ALAMEDA -- Nature enthusiast, park pioneer and Sierra Club founder John Muir (1838-1914) is the subject of a documentary that will be shown on June 26 at the Alameda Free Library.
The film is a first for Alameda resident Anthony Garvin, who works as an environmental lawyer.
"I started it about one and a half years ago as part of a film class I was taking through Cal Extension," Garvin said. "I turned it in, expanded it, broadened it and made it into a full-length feature of nearly an hour."
Garvin said he was glad to make the effort.
"I've been an environmental lawyer for 40 years and a bit of a one-trick pony throughout my life," he explained. A Seattle native, he grew up hiking, mountain climbing, skiing and "always being interested in the environment. This led him to begin reading Muir's books.
"Over the past few years, I've been wandering around Yosemite and the Sierras following in his footsteps, visiting areas he described, recording them in photos and then with video," Garvin said. "It's been a very interesting learning experience."
His film includes footage of Muir's birthplace in Scotland, Yosemite National Park, the Sierra, Alaska and the Pacific Northwest. It aims to highlight significant events in Muir's career as a naturalist and tell the story of his life.

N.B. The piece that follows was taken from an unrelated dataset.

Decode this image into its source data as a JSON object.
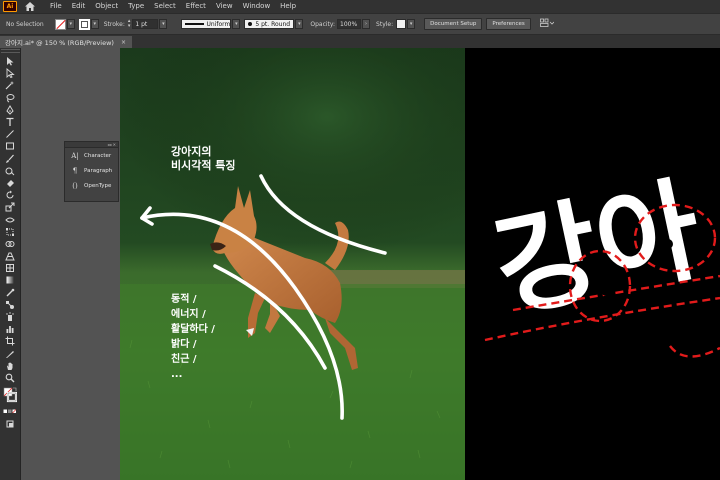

"Making the film took me to Scotland, the Pacific Northwest, Alaska and many areas that he explored in California. Muir took eight trips to Alaska and was the first person of European descent to discover Glacier Bay," Garvin said.
After coming to the United States at age 8, Muir went on to study for a time at the University of Wisconsin. He then trekked 1,000 miles on foot from Indiana to the Gulf of Mexico in Florida. From there, he caught a steam boat to San Francisco.
When he arrived, "Muir asked a passerby for directions out of town and was directed to the Sierra. Of course, he spent several years in Yosemite, where he worked as a shepherd and at a saw mill in Yosemite, while doing self-directed studies as a naturalist," Garvin said.
Muir soon married his first wife, Louisa Strentzel, the daughter of a successful orchard owner in Martinez, and his home there is national historic site.
"He was so widely traveled and left us such a legacy," said the filmmaker. "He was really a preservationist, meaning that he didn't want things cut down, though I refer to him as conservationist, as well."
One of the biggest lessons of Muir's life that Garvin aims to stress in the film "is how much a single individual can accomplish," he said. "It's pointed out through the interviews that I did."
He spoke with park rangers, curators and historians for the film, and also included historic photos, drawings, excerpts from Muir's writings and plant pressings in his documentary.
"Muir was extremely knowledgeable, articulate and passionate about the environment, preservation and establishing national parks," Garvin said. "I hope this comes through loud and clear. He was largely self-taught and made amazing contributions in scientific areas and in conservation, preservation and environmental ethics. He's a real inspiration."
What: "In Search of John Muir" film screening by Alameda filmmaker Anthony Garvin
When: 6:30 p.m., June 26
Where: Alameda Free Library, 1550 Oak St.